Пахомов подшучивал над собою. Обезьяне, чтобы прочно закрепить условный рефлекс, нужно несколько раз повторять упражнение. Ему же хватило одного выхода на сцену.

Но характер Пахомова сложился так, что полноту жизни он мог ощущать только тогда, когда что-то преодолевал. И чем сильнее было сопротивление, тем интереснее и наполненнее была его жизнь. Уже в зрелые годы он вычитал у Стендаля такую фразу: «Опираться можно на то, что оказывает сопротивление» — и поразился ее обезоруживающей простоте и верности.

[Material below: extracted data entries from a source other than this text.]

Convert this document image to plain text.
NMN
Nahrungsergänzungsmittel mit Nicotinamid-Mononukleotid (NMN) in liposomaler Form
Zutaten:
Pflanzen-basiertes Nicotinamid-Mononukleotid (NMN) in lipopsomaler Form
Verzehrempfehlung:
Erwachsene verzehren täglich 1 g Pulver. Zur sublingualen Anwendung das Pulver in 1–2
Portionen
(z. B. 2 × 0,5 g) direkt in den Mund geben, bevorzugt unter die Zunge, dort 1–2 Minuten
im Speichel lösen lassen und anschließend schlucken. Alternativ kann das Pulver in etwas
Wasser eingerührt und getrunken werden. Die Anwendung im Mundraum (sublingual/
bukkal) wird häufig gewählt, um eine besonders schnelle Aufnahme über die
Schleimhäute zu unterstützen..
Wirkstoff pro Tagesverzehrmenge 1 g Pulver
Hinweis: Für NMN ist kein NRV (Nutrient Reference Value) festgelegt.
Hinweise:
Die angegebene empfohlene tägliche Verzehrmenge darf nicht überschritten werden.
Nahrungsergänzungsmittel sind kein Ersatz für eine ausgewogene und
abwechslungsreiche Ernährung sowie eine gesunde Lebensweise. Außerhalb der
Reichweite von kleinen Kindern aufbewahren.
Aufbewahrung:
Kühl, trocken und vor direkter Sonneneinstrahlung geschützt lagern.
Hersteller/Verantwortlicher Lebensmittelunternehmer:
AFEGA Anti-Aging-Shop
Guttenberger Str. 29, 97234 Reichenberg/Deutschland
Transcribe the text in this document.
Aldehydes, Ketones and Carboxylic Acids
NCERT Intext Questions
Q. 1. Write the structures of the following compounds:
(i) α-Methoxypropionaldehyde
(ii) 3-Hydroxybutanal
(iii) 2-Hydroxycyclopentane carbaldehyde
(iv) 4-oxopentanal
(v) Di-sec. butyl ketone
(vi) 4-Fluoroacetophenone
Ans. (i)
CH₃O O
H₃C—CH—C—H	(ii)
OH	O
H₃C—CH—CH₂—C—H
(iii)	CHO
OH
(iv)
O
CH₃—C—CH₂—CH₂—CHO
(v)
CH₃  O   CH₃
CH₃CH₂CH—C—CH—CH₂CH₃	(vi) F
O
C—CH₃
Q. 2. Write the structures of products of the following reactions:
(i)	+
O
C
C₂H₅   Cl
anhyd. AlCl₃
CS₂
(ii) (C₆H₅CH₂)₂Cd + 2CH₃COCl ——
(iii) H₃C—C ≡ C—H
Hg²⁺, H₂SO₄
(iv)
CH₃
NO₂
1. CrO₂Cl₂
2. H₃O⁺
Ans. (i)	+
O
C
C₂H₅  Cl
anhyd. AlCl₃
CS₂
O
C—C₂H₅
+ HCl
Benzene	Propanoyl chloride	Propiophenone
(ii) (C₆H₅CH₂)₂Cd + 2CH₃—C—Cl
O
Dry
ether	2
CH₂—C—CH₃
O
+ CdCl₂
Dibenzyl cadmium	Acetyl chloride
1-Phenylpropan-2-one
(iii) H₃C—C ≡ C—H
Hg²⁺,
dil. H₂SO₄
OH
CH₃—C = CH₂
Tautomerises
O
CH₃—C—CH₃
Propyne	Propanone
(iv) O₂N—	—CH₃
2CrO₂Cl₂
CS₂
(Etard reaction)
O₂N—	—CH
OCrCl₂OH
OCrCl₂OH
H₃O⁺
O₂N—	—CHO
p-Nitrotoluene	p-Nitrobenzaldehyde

Он следовал этому правилу всю свою сознательную жизнь. Пахомов даже хотел наделить этой жизненной установкой одного из героев своей повести, но он сам не мог выйти на столь верное и точное определение этого явления и жил как бы вслепую по закону, который существовал, как он шутил, без его ведома.

Степан пришел к выводу: если он что-то «открывал» для себя, обязательно тут же следовало разоблачение, завтра-послезавтра он мог прочесть или услышать об этом как о давно известном.

Повторялось это много раз, пока Пахомов вдруг не вышел на простую и, конечно, всем известную мысль (известную и ему, Степану, но как-то до этого не приковавшую его внимания). А мысль такая: «Все в мире уже было, все свершалось в другое время и с другими людьми, и мы только повторяем пройденное».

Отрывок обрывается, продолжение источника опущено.